Le 10 mai 2008, le MJE, qui affronte les forces gouvernementales du Soudan au Darfour depuis 2003, a lancé une attaque sur Khartoum pour la première fois. Des témoins oculaires affirment que ces arrestations étaient arbitraires, visant ces personnes uniquement en raison de leur origine darfourienne, de leur appartenance ethnique ou de leur ressemblance physique, ou encore parce qu'elles étaient soupçonnées d'avoir abrité des membres du MJE. Un recours excessif à la force a été signalé dans de nombreux cas.Le conflit au Darfour a commencé en 2003, lorsque l'Armée de libération du Soudan (ALS) et le Mouvement pour la justice et l'égalité (MJE), deux groupes armés d'opposition basés au Darfour, ont pris les armes contre le gouvernement soudanais pour protester contre la marginalisation perçue de cet État de l'ouest du pays et contre l'oppression de ses tribus non arabes.
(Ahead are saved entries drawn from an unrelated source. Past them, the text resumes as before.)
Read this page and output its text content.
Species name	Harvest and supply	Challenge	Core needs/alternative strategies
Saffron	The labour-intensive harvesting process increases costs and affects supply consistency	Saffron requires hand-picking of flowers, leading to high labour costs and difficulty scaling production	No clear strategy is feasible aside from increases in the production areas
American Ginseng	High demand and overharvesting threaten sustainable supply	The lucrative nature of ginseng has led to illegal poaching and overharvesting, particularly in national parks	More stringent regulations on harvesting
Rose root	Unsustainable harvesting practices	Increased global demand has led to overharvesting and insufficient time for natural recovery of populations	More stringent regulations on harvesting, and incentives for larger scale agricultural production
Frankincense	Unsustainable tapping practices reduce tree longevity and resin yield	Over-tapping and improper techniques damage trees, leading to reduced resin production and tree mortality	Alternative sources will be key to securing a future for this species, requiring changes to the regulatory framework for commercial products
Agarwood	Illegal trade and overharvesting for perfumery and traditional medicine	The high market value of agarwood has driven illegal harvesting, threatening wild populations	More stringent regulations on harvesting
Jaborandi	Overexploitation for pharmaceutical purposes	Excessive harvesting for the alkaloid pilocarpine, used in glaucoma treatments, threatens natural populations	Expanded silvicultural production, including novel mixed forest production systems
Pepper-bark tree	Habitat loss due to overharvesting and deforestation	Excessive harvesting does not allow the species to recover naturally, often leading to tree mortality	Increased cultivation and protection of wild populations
L'Accord de paix sur le Darfour de 2006 n'a pas obtenu le soutien de la majeure partie de l'ALS et du MJE ; il n'a été signé qu'entre le gouvernement soudanais et la faction de l'ALS dirigée par Minni Minnawi. Le MJE ne s'est jamais joint aux efforts visant à négocier un accord de paix. Le 10 mai 2008, il a lancé une attaque militaire à la périphérie de Khartoum. Celle-ci a marqué le début d'une nouvelle phase du conflit au Darfour, puisque c'est la première fois qu'un groupe armé d'opposition atteint les abords de la capitale. De nombreux membres du MJE auraient été tués au cours de cette opération et plusieurs dizaines ont été arrêtés.

 

Les normes internationales relatives aux droits humains, telles que le Pacte international relatif aux droits civils et politiques (PIDCP), auquel le Soudan est partie, interdisent le maintien prolongé en détention au secret. L'article 9 du PIDCP prévoit que « tout individu arrêté ou détenu du chef d'une infraction pénale sera traduit dans le plus court délai devant un juge ». Bien que le Code de procédure pénale soudanais contienne des garanties contre la détention au secret, l'article 31 de la Loi relative aux forces de sécurité, qui régit les arrestations menées par le Service de la sécurité nationale et du renseignement, autorise la détention au secret pour de longues périodes sans inculpation ni jugement. Un tel régime d'incarcération, sans aucun contact avec le monde extérieur ni contrôle externe, augmente le risque de torture. Amnesty International a déjà émis des critiques concernant les dispositions de la Loi relative aux forces de sécurité.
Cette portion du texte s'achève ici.